The visiting Afghan delegation is the largest since the founding
of the new government. Securing specific aid projects and
developing trade links constitute important aspects of Karzai's
China tour.
China is by far one of Afghanistan's most important trade
partners, being the third largest exporter to the latter after
Japan and Pakistan. But China imported just US$900,000 worth of
goods from Afghanistan last year. The huge potential in this regard
needs to be tapped.
It is advisable that China continues its involvement in the
infrastructure construction on the condition that the safety of
Chinese personnel is guaranteed and that Chinese enterprises are
encouraged to seek business opportunities in Afghanistan.
Furthermore, China may have a role to play in training the
technicians and managers desperately needed by Afghanistan for its
reconstruction and development. Expanding the enrolment of Afghan
students studying in Chinese universities is also an imperative
task.
At present, terrorism and drugs pose two major obstacles to
Afghan reconstruction. These are also destabilizing factors
affecting western China.
More opium is planted and more drugs are trafficked than before.
This has seriously affected the country's economic reconstruction
and the security situation. The United Nations Office on Drugs and
Crime predicts that Afghanistan's opium output in 2006 will hit
4,500 tons and that roughly 87 percent of the world's heroin will
originate from Afghanistan.
Driven by the huge profits brought by drugs, terrorist elements
and local armed bands are secretly engaged in opium planting, drug
processing and deals, with the money made from drug-related
activities used to fund the expansion of their forces. All this
makes the bad security situation even worse.

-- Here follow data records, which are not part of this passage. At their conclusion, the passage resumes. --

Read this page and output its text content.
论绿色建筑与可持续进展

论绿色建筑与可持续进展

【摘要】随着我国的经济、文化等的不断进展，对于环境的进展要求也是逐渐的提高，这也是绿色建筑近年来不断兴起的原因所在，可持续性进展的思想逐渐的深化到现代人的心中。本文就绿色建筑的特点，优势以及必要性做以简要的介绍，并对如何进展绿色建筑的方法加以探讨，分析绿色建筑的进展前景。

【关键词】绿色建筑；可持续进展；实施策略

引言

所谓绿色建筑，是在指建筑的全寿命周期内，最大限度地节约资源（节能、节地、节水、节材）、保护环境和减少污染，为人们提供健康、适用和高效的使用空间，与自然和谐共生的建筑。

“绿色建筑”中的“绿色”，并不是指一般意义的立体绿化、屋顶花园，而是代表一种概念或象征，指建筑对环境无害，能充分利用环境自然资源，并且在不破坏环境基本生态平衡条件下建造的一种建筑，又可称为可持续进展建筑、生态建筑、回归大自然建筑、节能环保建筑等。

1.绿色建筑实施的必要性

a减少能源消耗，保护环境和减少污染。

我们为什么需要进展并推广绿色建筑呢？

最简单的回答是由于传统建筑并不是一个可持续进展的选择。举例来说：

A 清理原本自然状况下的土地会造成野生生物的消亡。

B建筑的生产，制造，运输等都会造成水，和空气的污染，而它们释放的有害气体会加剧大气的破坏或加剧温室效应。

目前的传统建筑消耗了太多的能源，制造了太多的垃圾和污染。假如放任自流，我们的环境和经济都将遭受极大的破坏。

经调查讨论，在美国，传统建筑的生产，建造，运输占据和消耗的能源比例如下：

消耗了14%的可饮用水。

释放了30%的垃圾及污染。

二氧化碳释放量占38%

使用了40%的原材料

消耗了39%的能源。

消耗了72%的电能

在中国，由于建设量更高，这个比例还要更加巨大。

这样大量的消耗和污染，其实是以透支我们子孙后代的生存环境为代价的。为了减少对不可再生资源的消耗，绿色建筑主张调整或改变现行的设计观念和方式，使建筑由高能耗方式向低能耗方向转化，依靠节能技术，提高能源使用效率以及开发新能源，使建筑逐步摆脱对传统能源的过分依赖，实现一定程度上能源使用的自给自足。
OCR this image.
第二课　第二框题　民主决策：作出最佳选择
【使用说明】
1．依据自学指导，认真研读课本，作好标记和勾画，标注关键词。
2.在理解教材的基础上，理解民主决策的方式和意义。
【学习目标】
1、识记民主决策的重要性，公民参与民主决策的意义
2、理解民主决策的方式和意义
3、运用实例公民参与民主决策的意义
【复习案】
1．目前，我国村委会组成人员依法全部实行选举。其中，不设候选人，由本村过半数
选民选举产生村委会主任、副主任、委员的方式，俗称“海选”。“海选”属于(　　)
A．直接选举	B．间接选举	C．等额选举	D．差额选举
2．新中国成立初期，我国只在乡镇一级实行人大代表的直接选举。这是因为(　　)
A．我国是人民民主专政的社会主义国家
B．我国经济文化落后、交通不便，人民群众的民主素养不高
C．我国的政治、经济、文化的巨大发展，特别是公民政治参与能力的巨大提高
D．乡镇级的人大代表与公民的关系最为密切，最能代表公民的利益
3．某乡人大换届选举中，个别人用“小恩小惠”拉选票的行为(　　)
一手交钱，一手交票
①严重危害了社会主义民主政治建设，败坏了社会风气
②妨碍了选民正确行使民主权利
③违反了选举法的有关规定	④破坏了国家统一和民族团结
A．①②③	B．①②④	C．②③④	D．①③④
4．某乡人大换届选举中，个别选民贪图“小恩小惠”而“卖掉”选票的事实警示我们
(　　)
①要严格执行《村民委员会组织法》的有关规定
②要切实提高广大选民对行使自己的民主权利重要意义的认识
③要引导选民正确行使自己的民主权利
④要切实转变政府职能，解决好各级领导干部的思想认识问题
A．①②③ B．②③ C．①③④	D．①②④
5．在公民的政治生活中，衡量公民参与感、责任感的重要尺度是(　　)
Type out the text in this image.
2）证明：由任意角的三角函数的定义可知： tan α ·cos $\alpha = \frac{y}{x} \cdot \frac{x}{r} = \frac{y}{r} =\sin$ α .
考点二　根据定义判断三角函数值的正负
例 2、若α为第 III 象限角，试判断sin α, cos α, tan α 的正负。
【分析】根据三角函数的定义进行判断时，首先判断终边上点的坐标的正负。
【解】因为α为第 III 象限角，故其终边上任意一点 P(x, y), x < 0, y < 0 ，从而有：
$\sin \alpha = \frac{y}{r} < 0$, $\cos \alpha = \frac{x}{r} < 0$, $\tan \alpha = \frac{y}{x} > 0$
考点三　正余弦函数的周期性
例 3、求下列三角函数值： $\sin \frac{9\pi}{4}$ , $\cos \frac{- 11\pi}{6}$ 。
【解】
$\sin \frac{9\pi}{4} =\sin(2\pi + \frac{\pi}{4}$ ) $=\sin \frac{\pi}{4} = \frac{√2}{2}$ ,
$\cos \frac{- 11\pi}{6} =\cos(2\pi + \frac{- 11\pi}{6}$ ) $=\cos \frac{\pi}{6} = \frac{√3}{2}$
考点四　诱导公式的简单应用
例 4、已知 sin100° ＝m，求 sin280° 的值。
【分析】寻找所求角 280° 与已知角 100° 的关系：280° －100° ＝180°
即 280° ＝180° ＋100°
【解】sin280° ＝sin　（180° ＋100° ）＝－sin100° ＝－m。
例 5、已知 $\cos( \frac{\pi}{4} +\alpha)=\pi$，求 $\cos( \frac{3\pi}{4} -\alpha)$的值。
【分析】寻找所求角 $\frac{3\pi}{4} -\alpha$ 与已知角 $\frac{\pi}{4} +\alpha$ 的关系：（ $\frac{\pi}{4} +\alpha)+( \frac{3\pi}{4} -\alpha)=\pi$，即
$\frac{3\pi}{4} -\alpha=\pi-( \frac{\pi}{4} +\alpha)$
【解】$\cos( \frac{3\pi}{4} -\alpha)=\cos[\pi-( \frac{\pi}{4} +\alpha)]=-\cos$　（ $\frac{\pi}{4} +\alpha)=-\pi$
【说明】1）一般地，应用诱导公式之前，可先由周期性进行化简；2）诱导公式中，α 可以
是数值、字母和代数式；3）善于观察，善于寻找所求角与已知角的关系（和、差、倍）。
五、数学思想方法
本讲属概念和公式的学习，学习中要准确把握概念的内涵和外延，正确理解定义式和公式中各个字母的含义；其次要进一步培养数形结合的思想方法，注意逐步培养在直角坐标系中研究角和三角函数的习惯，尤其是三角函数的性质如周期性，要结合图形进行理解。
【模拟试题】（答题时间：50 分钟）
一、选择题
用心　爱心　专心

At the same time, drug processing and trafficking bring security
problems to Afghanistan's neighbors.
In view of all this, it is in the interest of all parties that
Afghanistan works in concert with the SCO or its individual member
states in combating organized crime, drug trafficking and weapons
smuggling. China and Afghanistan are expected to work more closely
in this regard, with the signing of a package of agreements during
Karzai's current China visit.
In addition, the two countries will possibly conduct
co-operation in the field of energy resources.
The SCO and the South Asian Association for Regional
Co-operation offer China and Afghanistan a platform for
co-operation. This all-round bilateral collaboration is not aimed
at any third party and there is no intention to rival other big
powers.
The author is an associate professor with the China
Institute of Contemporary International Relations.